Since the comments made clear you're looking for a general solution, I'll describe that process here. Note the code is to show the principle, you will need to translate it to the framework you're using. I also assume you are familiar with projection, view and world matrices- and their role in 3D graphics.
3D Mouse picking
The idea is to create a ray from the mouse (screen) towards the distance.
A Ray is basically a line with one startpoint and a direction:
Ray r = new Ray(startpoint, directionVector);
Now let's create a ray from the mouse pointer. To do this, we consider a 'near' and a 'far' plane. The line is from the screen towards the horizon- however we only need the direction, so it does not really matter if the far point is actually near the horizon.
Vector3 nearPlaneMousePointer = new Vector3(mouseX, mouseY, 0);
Vector3 farPlaneMousePointer = new Vector3(mouseX, mouseY, 1);
Now we have two coordinates in the 3D space- in relation of the screen- the viewport.
To convert the coordinates in the worldspace, we actually need to "unproject" (inverse of the projection) to get the correct coordinates.
Most frameworks have a 'Viewport.Unproject()' method- using the projection and view matrices, to calculate a given point to it's original unprojected object space.
Vector3 nearPlanePoint = Viewport.Unproject(nearPlaneMousePointer, _projection, _view, Matrix.Identity);
Vector3 nearPlanePoint = Viewport.Unproject(farPlaneMousePointer, _projection, _view, Matrix.Identity);
With these two points you can now get the direction and construct the ray:
Vector3 rayDirection = farPoint - nearPoint;
Ray r = new Ray(nearPoint, rayDirection);
Now we have a ray that is in the object space.
We can still not use it to do the ray picking. Why? Because the object space does not take the world matrices into account. If you only have AABBs or the worldspace is static, this step may not be needed.
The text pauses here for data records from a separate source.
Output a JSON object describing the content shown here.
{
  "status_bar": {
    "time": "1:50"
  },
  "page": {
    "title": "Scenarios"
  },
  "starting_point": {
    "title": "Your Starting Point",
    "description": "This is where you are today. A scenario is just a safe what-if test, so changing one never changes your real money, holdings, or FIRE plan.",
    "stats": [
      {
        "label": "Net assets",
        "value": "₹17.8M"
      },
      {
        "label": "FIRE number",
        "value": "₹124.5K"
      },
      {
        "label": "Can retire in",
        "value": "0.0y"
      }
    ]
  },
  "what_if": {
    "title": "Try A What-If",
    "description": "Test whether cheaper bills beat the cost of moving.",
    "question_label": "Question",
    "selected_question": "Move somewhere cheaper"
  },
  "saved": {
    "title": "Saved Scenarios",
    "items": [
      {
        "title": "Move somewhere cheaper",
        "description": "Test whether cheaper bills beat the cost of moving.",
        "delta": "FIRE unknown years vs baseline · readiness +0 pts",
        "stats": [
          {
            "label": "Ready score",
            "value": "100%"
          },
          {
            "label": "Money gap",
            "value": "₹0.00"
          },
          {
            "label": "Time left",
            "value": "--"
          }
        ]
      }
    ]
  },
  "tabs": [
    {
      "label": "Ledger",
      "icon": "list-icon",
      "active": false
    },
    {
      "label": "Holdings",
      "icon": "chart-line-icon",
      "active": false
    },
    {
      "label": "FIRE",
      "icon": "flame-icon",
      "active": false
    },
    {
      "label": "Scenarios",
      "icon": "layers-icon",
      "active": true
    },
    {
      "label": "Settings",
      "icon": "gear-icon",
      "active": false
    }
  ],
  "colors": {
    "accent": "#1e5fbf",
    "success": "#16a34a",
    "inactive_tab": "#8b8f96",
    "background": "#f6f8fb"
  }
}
I'll provide the theory anyway in the event you plan to move things around a bit more and use world matrix.
So translate the ray into world space. To do this, use the inversion of the world matrix.
Matrix inverted = _world.Invert();
Ray worldRay = new Ray(Vector3.Transform(r.Origin, inverted),
If the target quads are also transformed to world space, a ray-triangle intersection test will provide your answer. Loop through the quads and check is the quad is hit. Some frameworks have a hit test function for rays and quads or triangles.
The result of the hit test can also be checked for distance from the ray's origin: this way you can select the first quad that is hit- if the viewpoint has overlapping quads.
You can optimise this part als by checking only quads that were in the viewport (use the same culling mechanism as you would in drawing the world).